No es una fecha de los sindicatos ni de una central en particular, sino una conmemoración universal nacida de las luchas obreras por la jornada laboral de ocho horas.

El 1° de mayo no pertenece a los sindicatos ni a la CGT. Se trata de una fecha universal del movimiento obrero que no responde a un partido ni a un país, sino a la historia internacional de los trabajadores. Su origen se remonta a las luchas obreras en Estados Unidos, donde se reclamaba la jornada laboral de ocho horas.

Desde esta perspectiva, es un día de memoria, reivindicación y lucha de la clase trabajadora en todo el mundo, más allá de ideologías o gobiernos.

En Argentina, el peronismo le otorgó una identidad política propia. Si bien la fecha es de carácter internacional, fue Juan Domingo Perón quien impulsó un proceso en el que los trabajadores pasaron a ocupar un lugar central en la vida política, con la ampliación de derechos laborales, el fortalecimiento de los sindicatos y la consolidación de una identidad colectiva organizada.

En este sentido, el 1° de mayo también se convierte en una jornada de reconocimiento al protagonismo político de los trabajadores, estrechamente vinculado a la tradición peronista.
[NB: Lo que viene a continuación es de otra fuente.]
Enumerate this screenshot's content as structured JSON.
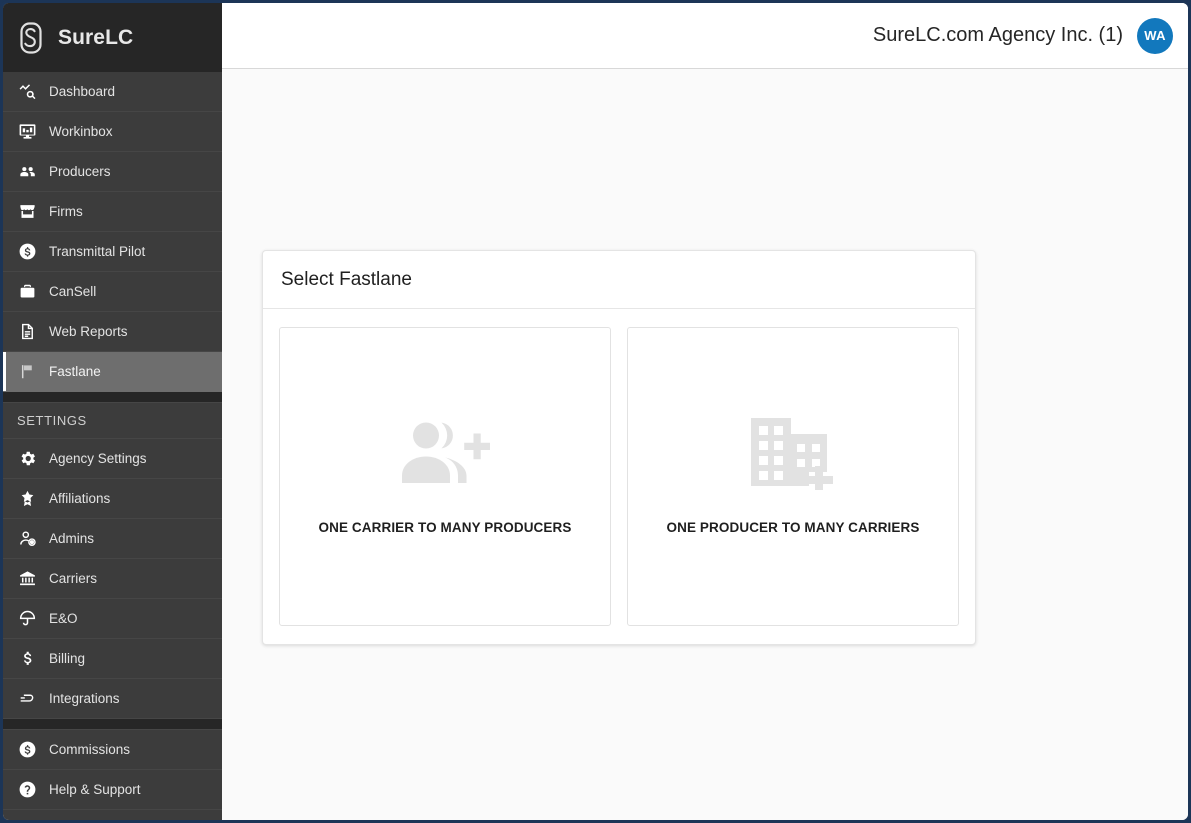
{
  "frame": {
    "border_color": "#1c3557"
  },
  "sidebar": {
    "brand": {
      "name": "SureLC",
      "logo_icon": "surelc-s-logo-icon"
    },
    "primary_items": [
      {
        "label": "Dashboard",
        "icon": "analytics-icon",
        "active": false
      },
      {
        "label": "Workinbox",
        "icon": "desktop-monitor-icon",
        "active": false
      },
      {
        "label": "Producers",
        "icon": "people-group-icon",
        "active": false
      },
      {
        "label": "Firms",
        "icon": "storefront-icon",
        "active": false
      },
      {
        "label": "Transmittal Pilot",
        "icon": "dollar-circle-icon",
        "active": false
      },
      {
        "label": "CanSell",
        "icon": "briefcase-icon",
        "active": false
      },
      {
        "label": "Web Reports",
        "icon": "document-icon",
        "active": false
      },
      {
        "label": "Fastlane",
        "icon": "flag-icon",
        "active": true
      }
    ],
    "settings_label": "SETTINGS",
    "settings_items": [
      {
        "label": "Agency Settings",
        "icon": "gear-icon"
      },
      {
        "label": "Affiliations",
        "icon": "star-badge-icon"
      },
      {
        "label": "Admins",
        "icon": "person-settings-icon"
      },
      {
        "label": "Carriers",
        "icon": "bank-icon"
      },
      {
        "label": "E&O",
        "icon": "umbrella-icon"
      },
      {
        "label": "Billing",
        "icon": "dollar-sign-icon"
      },
      {
        "label": "Integrations",
        "icon": "plug-connector-icon"
      }
    ],
    "footer_items": [
      {
        "label": "Commissions",
        "icon": "dollar-circle-icon"
      },
      {
        "label": "Help & Support",
        "icon": "question-circle-icon"
      }
    ],
    "colors": {
      "background": "#3c3c3c",
      "brand_background": "#262626",
      "active_background": "#6e6e6e",
      "active_indicator": "#ffffff"
    }
  },
  "topbar": {
    "agency_name": "SureLC.com Agency Inc. (1)",
    "avatar_initials": "WA",
    "avatar_color": "#1278bd"
  },
  "panel": {
    "title": "Select Fastlane",
    "options": [
      {
        "label": "ONE CARRIER TO MANY PRODUCERS",
        "icon": "group-add-icon"
      },
      {
        "label": "ONE PRODUCER TO MANY CARRIERS",
        "icon": "domain-add-icon"
      }
    ]
  }
}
Por ello, no es solo una celebración ni tampoco propiedad de un partido político. Es una fecha histórica global que, en cada país —como en Argentina— fue adquiriendo una identidad propia, con referentes como José Ignacio Rucci, Raimundo Ongaro, Saúl Ubaldini, Julio Guillán y Oscar Smith, y en Salta con figuras como Olivio Ríos, Normando Arciénaga y Mario Amelunge, entre otros.